Humanism is something we need to share
I was 15 when my family and I had to leave Stolac, our hometown in Bosnia and Herzegovina (BiH). I remember the first 6 months were very hard because I was away from home, with no friends or school and I was a foreigner in every environment. The next 13 months of my life took me across Croatia, Kuwait and Slovenia, none of them turned out to be permanent, either due to safety concerns or an uncertain immigration status.
In 1994, we had a temporary visa to stay in Slovenia, but my brother had been killed in combat, fighting for a free and fair BiH. My mother was still grieving and despite the ongoing conflict had an unquenchable desire to return home and be close to his grave. My mother’s grief over losing a child outweighed her need for personal safety. I often think about the choices refugees make and how they are perceived by someone on the outside, they might not seem like the smartest thing to do but ordinary logic can’t be applied to extraordinary circumstances.
I was also on the verge of returning to BiH to fight but I had done so well in my IGCSEs that the UK’s Muslim community sponsored me to continue my A-Levels in the UK. I feel this was when the second stage of my refugee experience began. My mind finally accepted I was safe, and I could make plans beyond the next few days. Psychologically, mentally and physically you feel different, but I couldn’t shake the feeling of being ashamed when I thought about the comfort I was living in compared to those who were still fighting and hungry in BiH. More than 2 decades later I still feel guilty about not being there when it was hardest.
I’d made a commitment to return to BiH as soon as possible. I studied hard and I got married at 19 because of this overwhelming sense of responsibility of being the only male left in my family. While in the UK, the people around me helped me focus and influenced me to become socially active. I finally felt like I had a mission and I was contributing to a cause. Activism gives me a deep sense of inner satisfaction and I continue to express my gratitude to God and to those individuals who were there for me. Humanism is something we need to share and carry on. When I see my children doing the same thing, I feel like I’ve done something right. Have I changed the world? No. Have I done the most I could? Maybe, but I could’ve done more. But am I happy with what I’ve done? Yes.
I feel lost about the current refugee crisis; the world seems colder than it did in the 90s. People are more selfish, self-centred. I feel humanity has gone backwards in the last twenty years. The language being used, and the manipulation of people is terrible.
I don’t believe there is a typical refugee, everyone’s experience is unique. I found a home in the UK, but I still decided to go back. My friends didn’t understand why I wanted to return, but for me personally, I feel that until you go back you’re not free, you’re constantly carrying the injustice you were subjected to. For me there are only two options, you never give up on going back or you give up on going back. There is no freedom for refugees until the injustice is fixed.

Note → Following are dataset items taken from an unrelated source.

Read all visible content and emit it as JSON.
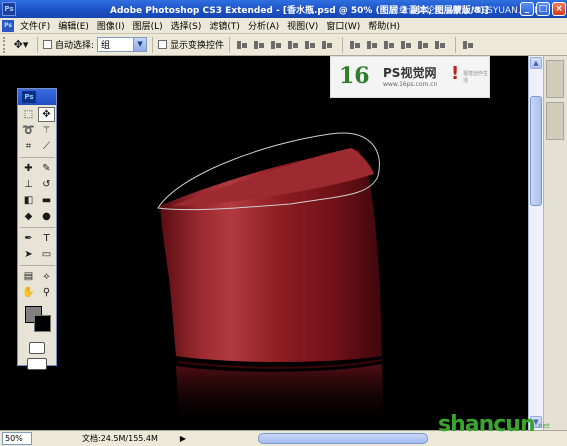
{
  "titlebar": {
    "title": "Adobe Photoshop CS3 Extended - [香水瓶.psd @ 50% (图层 2 副本, 图层蒙版/8)]",
    "watermark": "思缘设计论坛 www.MISSYUAN.COM",
    "app_badge": "Ps",
    "minimize": "_",
    "maximize": "□",
    "close": "×"
  },
  "menu": {
    "app_icon": "Ps",
    "items": [
      "文件(F)",
      "编辑(E)",
      "图像(I)",
      "图层(L)",
      "选择(S)",
      "滤镜(T)",
      "分析(A)",
      "视图(V)",
      "窗口(W)",
      "帮助(H)"
    ]
  },
  "options": {
    "tool_icon": "move-tool-icon",
    "tool_glyph": "✥▾",
    "auto_select_label": "自动选择:",
    "auto_select_value": "组",
    "show_transform_label": "显示变换控件"
  },
  "toolbox": {
    "header": "Ps",
    "tools": [
      {
        "name": "marquee-tool-icon",
        "glyph": "⬚"
      },
      {
        "name": "move-tool-icon",
        "glyph": "✥",
        "active": true
      },
      {
        "name": "lasso-tool-icon",
        "glyph": "➰"
      },
      {
        "name": "magic-wand-tool-icon",
        "glyph": "⚚"
      },
      {
        "name": "crop-tool-icon",
        "glyph": "⌗"
      },
      {
        "name": "slice-tool-icon",
        "glyph": "⟋"
      },
      {
        "name": "healing-brush-icon",
        "glyph": "✚"
      },
      {
        "name": "brush-tool-icon",
        "glyph": "✎"
      },
      {
        "name": "clone-stamp-icon",
        "glyph": "⊥"
      },
      {
        "name": "history-brush-icon",
        "glyph": "↺"
      },
      {
        "name": "eraser-tool-icon",
        "glyph": "◧"
      },
      {
        "name": "gradient-tool-icon",
        "glyph": "▬"
      },
      {
        "name": "blur-tool-icon",
        "glyph": "◆"
      },
      {
        "name": "dodge-tool-icon",
        "glyph": "●"
      },
      {
        "name": "pen-tool-icon",
        "glyph": "✒"
      },
      {
        "name": "type-tool-icon",
        "glyph": "T"
      },
      {
        "name": "path-selection-icon",
        "glyph": "➤"
      },
      {
        "name": "shape-tool-icon",
        "glyph": "▭"
      },
      {
        "name": "notes-tool-icon",
        "glyph": "▤"
      },
      {
        "name": "eyedropper-tool-icon",
        "glyph": "⟡"
      },
      {
        "name": "hand-tool-icon",
        "glyph": "✋"
      },
      {
        "name": "zoom-tool-icon",
        "glyph": "⚲"
      }
    ]
  },
  "logo": {
    "mark": "16",
    "name": "PS视觉网",
    "url": "www.16ps.com.cn",
    "bang": "!",
    "side_text": "视觉创作生活"
  },
  "status": {
    "zoom": "50%",
    "doc_info": "文档:24.5M/155.4M",
    "arrow": "▶"
  },
  "site_watermark": {
    "text": "shancun",
    "sub": ".net"
  },
  "colors": {
    "bottle_red": "#8c1c22",
    "canvas_bg": "#000000",
    "titlebar_blue": "#1b4fc4"
  }
}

I feel lost about the current refugee crisis; the world seems colder than it did in the 90s. People are more selfish, and self-centred. I feel humanity has gone backwards in the last twenty years. The language being used, and the manipulation of people is terrible. At an individual level, we should do whatever we can. I feel as a Bosnian refugee our experience was better than that of the Syrian refugees. Was it because we were white refugees? I don’t have an answer to that, I have too little experience and data to draw conclusions, or was I simply too young to know the difference?